Phase 3: Achievers Section focus (Week 6)
The Achievers Section is disproportionately important. In Grades 5–12, it is 10 questions carrying 2 marks each — that's 20 marks out of 80 total, or 25% of your score. Students who struggle in this section are giving away ranks.
Achievers questions are typically multi-concept: they require you to connect material from two or three different chapters. The best preparation is to keep a "connection log" as you study — whenever you notice a link between two concepts, write it down.
Phase 4: Full-length mocks (Weeks 7–8)
Run 2–3 full-length tests per week under strict timed conditions. After each test:
- Review every wrong answer before looking at the explanation
- Read the explanation even if you got the question right (the explanation often shows a faster method)

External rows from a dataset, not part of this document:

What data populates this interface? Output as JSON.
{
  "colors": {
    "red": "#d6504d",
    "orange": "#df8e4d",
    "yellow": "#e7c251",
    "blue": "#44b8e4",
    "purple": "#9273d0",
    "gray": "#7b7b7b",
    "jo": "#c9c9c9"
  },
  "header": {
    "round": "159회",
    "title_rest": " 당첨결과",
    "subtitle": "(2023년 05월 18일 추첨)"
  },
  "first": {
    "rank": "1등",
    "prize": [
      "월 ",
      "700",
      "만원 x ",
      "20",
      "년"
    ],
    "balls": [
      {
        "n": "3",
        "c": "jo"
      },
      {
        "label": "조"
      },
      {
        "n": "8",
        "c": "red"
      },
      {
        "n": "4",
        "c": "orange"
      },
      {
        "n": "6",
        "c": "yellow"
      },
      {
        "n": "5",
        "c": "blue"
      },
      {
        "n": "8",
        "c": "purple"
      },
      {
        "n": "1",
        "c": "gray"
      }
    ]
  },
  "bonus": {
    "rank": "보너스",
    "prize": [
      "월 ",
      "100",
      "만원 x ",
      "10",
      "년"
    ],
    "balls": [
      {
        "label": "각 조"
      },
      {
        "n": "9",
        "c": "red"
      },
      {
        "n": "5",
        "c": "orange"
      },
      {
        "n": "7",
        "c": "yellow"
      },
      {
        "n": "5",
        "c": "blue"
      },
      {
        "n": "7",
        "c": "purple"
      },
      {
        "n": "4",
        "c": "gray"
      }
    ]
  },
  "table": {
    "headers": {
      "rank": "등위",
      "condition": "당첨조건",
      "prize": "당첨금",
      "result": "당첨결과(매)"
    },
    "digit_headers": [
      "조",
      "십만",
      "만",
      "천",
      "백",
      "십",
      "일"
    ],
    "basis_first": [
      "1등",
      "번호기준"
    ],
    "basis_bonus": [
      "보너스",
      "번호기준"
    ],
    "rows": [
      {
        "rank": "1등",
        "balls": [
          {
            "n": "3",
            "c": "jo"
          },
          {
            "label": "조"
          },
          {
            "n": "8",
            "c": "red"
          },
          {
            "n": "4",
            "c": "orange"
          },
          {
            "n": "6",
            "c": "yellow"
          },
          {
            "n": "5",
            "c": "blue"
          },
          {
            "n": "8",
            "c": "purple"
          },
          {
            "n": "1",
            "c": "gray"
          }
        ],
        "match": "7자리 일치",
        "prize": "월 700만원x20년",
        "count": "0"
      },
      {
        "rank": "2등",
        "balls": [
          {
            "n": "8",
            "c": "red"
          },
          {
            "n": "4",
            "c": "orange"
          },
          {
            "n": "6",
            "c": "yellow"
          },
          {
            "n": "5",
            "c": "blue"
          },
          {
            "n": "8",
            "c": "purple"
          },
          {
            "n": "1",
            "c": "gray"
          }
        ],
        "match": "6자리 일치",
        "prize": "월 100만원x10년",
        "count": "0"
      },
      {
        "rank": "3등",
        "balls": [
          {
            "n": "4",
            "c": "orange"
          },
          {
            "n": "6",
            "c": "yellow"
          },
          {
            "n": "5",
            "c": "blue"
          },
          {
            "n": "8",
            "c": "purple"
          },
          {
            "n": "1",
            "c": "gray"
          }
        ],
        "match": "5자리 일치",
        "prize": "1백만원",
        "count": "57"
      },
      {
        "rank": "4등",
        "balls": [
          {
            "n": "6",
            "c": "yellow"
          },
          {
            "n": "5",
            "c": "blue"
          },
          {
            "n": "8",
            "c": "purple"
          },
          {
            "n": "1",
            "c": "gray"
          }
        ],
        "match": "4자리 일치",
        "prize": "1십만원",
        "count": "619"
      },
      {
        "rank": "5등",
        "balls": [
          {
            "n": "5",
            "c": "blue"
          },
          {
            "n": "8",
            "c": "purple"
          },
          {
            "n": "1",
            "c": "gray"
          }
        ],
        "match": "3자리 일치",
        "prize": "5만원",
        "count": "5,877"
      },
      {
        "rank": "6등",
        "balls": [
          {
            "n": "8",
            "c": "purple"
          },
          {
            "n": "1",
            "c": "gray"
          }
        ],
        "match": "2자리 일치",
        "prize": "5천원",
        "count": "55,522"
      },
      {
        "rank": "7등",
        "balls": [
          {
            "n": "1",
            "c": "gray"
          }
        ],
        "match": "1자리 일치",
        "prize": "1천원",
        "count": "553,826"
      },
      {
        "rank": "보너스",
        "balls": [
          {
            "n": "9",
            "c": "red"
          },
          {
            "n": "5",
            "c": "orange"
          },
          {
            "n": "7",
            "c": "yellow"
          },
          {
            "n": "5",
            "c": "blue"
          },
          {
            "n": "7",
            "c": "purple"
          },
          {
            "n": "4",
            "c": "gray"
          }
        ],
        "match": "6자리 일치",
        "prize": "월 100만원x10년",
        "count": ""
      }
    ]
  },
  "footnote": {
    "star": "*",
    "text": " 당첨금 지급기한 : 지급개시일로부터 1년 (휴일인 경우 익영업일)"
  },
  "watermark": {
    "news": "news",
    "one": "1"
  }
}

- Track which topic keeps appearing in your wrong answers
Physics, Chemistry, Biology — how to prioritise
For Classes 8–10, students often find Biology easiest (it rewards memorisation) and Physics hardest (it requires calculation under pressure). A common mistake is to over-invest in Biology for marks that are already secured, while ignoring Physics improvement that would yield more rank movement.
A rough guide: if your Physics score is below your school average, prioritise Physics. If it's above, the marginal return from further Physics study is low — shift time to Achievers Section practice.
One week before the exam
- Take one full-length mock 5 days before. Review it the next day.
- The 2 days before: light revision only. Re-read your connection log. Don't attempt new topics.
- The day before: rest. A tired brain misreads questions.